Tuesday, October 19, 2004

Laundering Drugs

The process seems simple enough. American drug companies sell drugs to Canada. Canadian drug companies sell those drugs back to American citizens at prices far below those available domestically. Coming out against the idea of providing drugs more cheaply to Americans seems -- well, un-American.

And rightly so. If one buys into the idea of an international free-market, it makes sense that Americans should be able to buy prescription drugs where they can be had most inexpensively, assuming similar standards of safety and effectiveness are applied to the imported drugs. All well and good.

I'm not so much against the concept of cheaper drugs for Americans, as I am against the method of achieving the goal. Let's review. Drugs made by American drug companies. Drugs sold to Canada. Drugs sold by Canadians to American citizens cheaper than they can be had in the USA, and the Canadians are still making a profit on the sale. (You didn't think the Canadians were in it for our health, did you?)

In all the debates about whether to legalize the institutional re-importation of drugs from Canada, one question seems to be consistently left out there on the cold, hard Canadian tundra. Why are drugs so much cheaper in Canada?

Look at the process again. We're adding a middleman, but it's still cheaper. What gives? Does capitalism have screw loose? Is that damned Invisible Hand messing with the Established Order?

Not at all. Capitalism's working just fine. You see, when Canada buys drugs, Canada is bargaining with the purchasing power of about 30 million Canadians. Hey, Merck. Wanna sell drugs to this big market? Meet our price, or maybe Glaxo has something that'll work as well, for less. Or maybe we don't buy anything from you this year. How's that gonna look on the old quarterly report?

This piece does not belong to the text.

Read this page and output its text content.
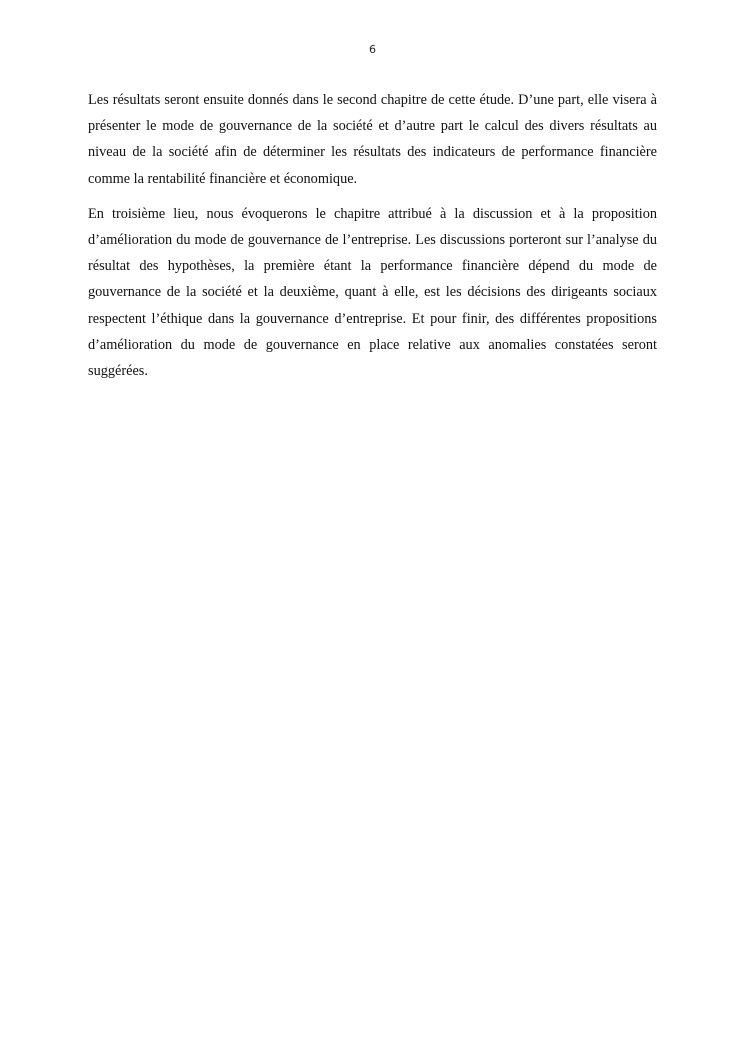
6

Les résultats seront ensuite donnés dans le second chapitre de cette étude. D’une part, elle visera à présenter le mode de gouvernance de la société et d’autre part le calcul des divers résultats au niveau de la société afin de déterminer les résultats des indicateurs de performance financière comme la rentabilité financière et économique.

En troisième lieu, nous évoquerons le chapitre attribué à la discussion et à la proposition d’amélioration du mode de gouvernance de l’entreprise. Les discussions porteront sur l’analyse du résultat des hypothèses, la première étant la performance financière dépend du mode de gouvernance de la société et la deuxième, quant à elle, est les décisions des dirigeants sociaux respectent l’éthique dans la gouvernance d’entreprise. Et pour finir, des différentes propositions d’amélioration du mode de gouvernance en place relative aux anomalies constatées seront suggérées.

Canada can do this because it has a single-payer system of health care. Meanwhile, here in America, our population of 285 million people are sliced and diced into so many tiny insurance groups that drug companies are, by comparison, economic behemoths with the power to bargain their prices upward.

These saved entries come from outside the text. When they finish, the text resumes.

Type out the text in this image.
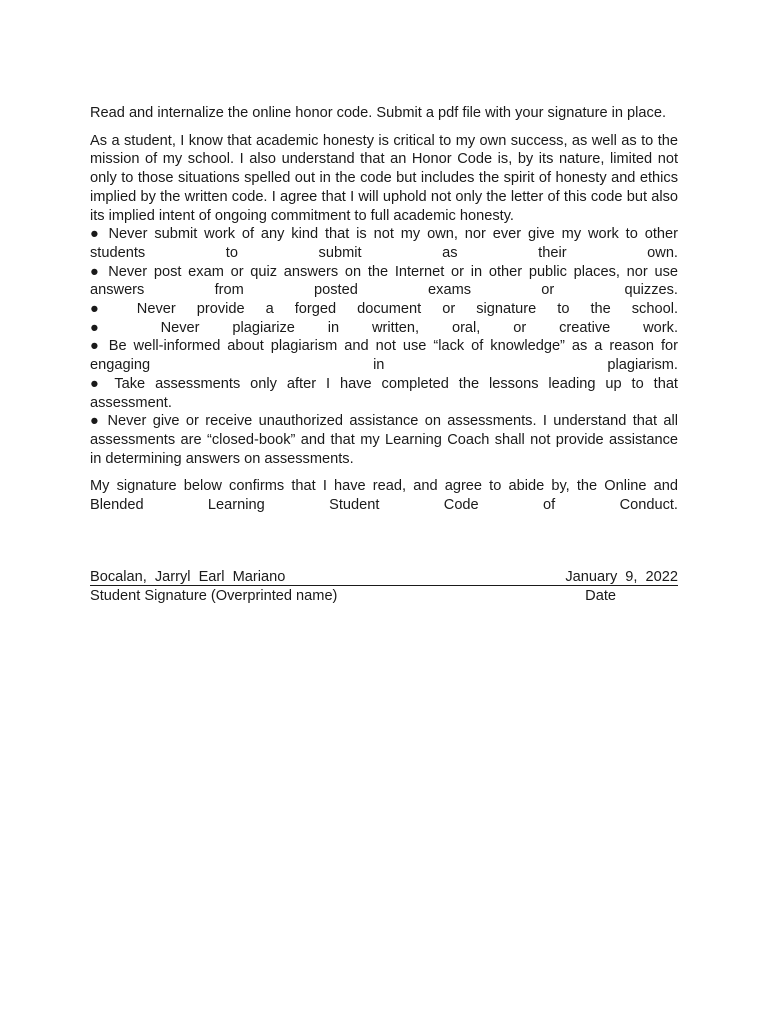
Read and internalize the online honor code. Submit a pdf file with your signature in place.

As a student, I know that academic honesty is critical to my own success, as well as to the mission of my school. I also understand that an Honor Code is, by its nature, limited not only to those situations spelled out in the code but includes the spirit of honesty and ethics implied by the written code. I agree that I will uphold not only the letter of this code but also its implied intent of ongoing commitment to full academic honesty.

● Never submit work of any kind that is not my own, nor ever give my work to other
students to submit as their own.
● Never post exam or quiz answers on the Internet or in other public places, nor use
answers from posted exams or quizzes.
● Never provide a forged document or signature to the school.
● Never plagiarize in written, oral, or creative work.
● Be well-informed about plagiarism and not use “lack of knowledge” as a reason for
engaging in plagiarism.
● Take assessments only after I have completed the lessons leading up to that
assessment.

● Never give or receive unauthorized assistance on assessments. I understand that all assessments are “closed-book” and that my Learning Coach shall not provide assistance in determining answers on assessments.

My signature below confirms that I have read, and agree to abide by, the Online and
Blended Learning Student Code of Conduct.
Bocalan, Jarryl Earl Mariano	January 9, 2022
Student Signature (Overprinted name)	Date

Big fish in a small pond. Let's say we turn that pond into an ocean, with 285 million paying customers. Think the prices will still stay high? Or would Canadians start agitating for a piece of our action?

1 Comments:

Blogger Maines said...

There's one big purchaser of prescription drugs in the U.S.--the biggest insurer in the U.S., as it happens--who could exert some pressure to negotiate good prices on drugs: Medicare.

Oops, the new act forbids Medicare from doing that very thing. Gee, wonder why that is? No? Me neither.